KAREN ARGENTI, a 57-year-old environmental consultant who lived on the west side of Jerome Park Reservoir in the Bronx for 20 years, still remembers how the music from concerts in Harris Park, on the reservoir’s east side, used to carry across the water.

That sound carries over water so well is one of many reasons Ms. Argenti can’t believe that for at least three weeks and possibly longer, the city’s Department of Environmental Protection plans to do blasting along the 94-acre reservoir’s eastern edge, near Goulden Avenue and 205th Street.

“The blasting is going to be just like the music,” she said. “People are going to hear it everywhere.”

The agency has long intended to build shafts near the reservoir to connect tunnels, which are part of the Croton Water Filtration Plant project, a treatment facility that the agency is building beneath Van Cortlandt Park. But a few weeks ago, the department announced that instead of drilling to make space for the shafts, it would blast.
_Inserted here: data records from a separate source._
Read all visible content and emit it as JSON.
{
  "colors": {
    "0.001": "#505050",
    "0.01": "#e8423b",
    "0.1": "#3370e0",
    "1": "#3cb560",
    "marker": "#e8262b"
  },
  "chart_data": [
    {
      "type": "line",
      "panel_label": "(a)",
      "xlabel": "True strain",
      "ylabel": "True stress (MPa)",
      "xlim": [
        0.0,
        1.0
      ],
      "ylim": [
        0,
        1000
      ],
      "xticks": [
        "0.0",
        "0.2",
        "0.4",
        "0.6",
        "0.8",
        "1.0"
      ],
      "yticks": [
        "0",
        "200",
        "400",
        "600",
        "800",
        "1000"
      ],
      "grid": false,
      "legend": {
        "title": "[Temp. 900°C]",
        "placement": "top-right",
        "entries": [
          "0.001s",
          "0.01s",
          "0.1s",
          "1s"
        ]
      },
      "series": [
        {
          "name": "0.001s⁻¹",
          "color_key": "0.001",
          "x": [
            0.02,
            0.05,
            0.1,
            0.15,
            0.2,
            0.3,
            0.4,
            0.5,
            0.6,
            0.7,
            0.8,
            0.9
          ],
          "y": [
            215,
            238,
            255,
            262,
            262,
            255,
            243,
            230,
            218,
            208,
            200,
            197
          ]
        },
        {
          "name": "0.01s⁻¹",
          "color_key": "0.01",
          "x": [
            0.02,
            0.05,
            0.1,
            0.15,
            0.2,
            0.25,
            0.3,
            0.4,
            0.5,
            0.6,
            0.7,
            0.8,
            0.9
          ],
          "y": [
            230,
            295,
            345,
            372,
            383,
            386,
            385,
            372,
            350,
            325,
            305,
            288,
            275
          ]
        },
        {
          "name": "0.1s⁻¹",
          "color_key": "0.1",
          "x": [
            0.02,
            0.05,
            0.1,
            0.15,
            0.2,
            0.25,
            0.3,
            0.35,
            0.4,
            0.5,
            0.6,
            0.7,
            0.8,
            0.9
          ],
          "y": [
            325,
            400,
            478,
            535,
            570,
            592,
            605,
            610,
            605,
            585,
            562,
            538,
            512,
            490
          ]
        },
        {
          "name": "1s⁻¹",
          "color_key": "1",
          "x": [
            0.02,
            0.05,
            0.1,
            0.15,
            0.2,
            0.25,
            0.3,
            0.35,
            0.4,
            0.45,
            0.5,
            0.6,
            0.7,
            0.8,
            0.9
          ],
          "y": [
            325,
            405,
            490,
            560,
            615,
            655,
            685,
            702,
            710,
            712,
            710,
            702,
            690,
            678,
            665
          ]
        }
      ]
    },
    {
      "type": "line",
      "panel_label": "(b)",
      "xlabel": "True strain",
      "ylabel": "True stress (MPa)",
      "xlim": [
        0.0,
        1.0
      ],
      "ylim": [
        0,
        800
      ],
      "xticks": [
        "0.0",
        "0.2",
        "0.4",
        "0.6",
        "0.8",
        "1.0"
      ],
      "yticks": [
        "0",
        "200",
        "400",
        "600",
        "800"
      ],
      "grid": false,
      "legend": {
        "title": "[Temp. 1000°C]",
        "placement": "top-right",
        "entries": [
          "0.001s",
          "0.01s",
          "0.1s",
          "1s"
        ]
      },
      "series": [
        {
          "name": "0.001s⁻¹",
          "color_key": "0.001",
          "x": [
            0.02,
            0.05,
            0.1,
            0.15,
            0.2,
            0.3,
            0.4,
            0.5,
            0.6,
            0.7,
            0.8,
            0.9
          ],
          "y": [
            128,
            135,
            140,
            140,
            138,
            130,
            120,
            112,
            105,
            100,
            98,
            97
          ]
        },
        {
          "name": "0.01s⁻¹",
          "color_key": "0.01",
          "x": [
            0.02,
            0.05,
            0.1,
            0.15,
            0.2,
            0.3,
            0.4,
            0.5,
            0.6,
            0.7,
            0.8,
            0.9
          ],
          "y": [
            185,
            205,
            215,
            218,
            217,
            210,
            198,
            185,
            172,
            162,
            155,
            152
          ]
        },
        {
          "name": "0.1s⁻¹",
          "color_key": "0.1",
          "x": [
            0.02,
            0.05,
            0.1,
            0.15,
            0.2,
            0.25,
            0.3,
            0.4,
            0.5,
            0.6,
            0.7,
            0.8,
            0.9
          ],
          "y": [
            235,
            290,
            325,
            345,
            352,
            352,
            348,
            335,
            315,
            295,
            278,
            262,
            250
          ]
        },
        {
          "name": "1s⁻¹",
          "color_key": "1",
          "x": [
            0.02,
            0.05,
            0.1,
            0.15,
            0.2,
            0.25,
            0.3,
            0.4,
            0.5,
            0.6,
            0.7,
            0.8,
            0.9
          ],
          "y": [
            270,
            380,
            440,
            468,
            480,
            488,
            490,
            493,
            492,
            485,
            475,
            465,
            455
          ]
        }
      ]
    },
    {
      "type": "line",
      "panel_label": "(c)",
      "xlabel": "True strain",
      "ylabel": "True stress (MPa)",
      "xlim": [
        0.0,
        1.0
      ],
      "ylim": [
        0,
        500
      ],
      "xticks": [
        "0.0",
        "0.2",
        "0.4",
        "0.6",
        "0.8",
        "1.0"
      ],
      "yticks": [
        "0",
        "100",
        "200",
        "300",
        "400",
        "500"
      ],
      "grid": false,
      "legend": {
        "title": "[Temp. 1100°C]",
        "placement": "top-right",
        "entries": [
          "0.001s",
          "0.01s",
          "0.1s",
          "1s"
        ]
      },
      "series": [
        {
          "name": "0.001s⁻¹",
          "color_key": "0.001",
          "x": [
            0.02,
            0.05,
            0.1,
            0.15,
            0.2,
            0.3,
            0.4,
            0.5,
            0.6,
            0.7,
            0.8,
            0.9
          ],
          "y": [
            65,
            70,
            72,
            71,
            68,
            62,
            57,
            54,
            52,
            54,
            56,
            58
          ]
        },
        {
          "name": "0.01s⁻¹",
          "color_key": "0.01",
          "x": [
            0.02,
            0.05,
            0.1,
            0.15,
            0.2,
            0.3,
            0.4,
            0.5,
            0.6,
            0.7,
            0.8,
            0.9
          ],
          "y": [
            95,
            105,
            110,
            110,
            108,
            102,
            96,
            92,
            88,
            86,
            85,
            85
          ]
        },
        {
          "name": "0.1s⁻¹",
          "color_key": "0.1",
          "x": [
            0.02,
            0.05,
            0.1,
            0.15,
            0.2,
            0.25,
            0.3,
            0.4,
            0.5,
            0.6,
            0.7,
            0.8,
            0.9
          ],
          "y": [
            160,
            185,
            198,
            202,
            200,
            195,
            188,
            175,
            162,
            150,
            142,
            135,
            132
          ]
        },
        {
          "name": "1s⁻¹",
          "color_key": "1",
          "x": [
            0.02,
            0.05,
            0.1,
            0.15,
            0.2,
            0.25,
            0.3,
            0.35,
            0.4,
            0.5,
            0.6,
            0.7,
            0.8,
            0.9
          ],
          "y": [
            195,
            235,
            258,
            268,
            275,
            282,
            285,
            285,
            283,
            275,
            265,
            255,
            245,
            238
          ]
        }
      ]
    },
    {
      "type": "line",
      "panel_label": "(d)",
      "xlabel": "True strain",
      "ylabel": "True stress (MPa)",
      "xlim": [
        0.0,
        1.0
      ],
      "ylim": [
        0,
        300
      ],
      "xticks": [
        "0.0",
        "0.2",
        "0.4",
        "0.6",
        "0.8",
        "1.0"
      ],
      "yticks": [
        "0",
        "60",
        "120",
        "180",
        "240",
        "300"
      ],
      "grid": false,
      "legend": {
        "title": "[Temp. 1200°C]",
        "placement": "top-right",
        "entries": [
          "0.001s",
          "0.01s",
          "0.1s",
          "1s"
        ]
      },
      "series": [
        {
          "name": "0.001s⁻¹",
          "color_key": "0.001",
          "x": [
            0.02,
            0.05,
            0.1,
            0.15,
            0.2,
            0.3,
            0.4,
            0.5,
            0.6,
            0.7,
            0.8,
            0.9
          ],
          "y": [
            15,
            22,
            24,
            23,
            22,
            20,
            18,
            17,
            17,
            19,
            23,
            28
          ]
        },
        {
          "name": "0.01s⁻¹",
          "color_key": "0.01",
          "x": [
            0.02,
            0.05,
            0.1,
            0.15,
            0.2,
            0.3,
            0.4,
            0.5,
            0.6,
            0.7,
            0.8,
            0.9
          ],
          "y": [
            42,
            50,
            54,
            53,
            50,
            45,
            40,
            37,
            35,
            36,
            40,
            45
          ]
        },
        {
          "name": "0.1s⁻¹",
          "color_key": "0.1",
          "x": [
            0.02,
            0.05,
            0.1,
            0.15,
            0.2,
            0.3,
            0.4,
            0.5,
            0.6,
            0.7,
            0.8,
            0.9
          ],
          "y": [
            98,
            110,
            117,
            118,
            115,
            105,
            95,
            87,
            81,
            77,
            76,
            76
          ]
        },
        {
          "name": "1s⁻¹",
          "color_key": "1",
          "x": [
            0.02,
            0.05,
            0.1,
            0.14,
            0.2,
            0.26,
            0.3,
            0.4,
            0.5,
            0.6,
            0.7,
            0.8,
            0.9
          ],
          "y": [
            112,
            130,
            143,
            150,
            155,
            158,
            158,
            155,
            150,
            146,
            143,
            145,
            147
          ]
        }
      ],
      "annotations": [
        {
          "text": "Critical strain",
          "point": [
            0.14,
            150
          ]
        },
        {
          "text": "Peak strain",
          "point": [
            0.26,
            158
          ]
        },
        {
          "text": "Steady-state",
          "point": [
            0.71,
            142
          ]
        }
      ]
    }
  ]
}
According to Assemblyman Jeffrey Dinowitz, this plan is significantly different from the one laid out in the 2004 environmental impact statement that outlined the scope and effects of the project. “The fact is when the D.E.P. was trying to sell this to the community, we were specifically told there would be no blasting,” Mr. Dinowitz said, adding that he would like to see a revised environmental impact statement before the work goes further.

But with blasting scheduled to begin in early September, residents have little time left to voice their objections.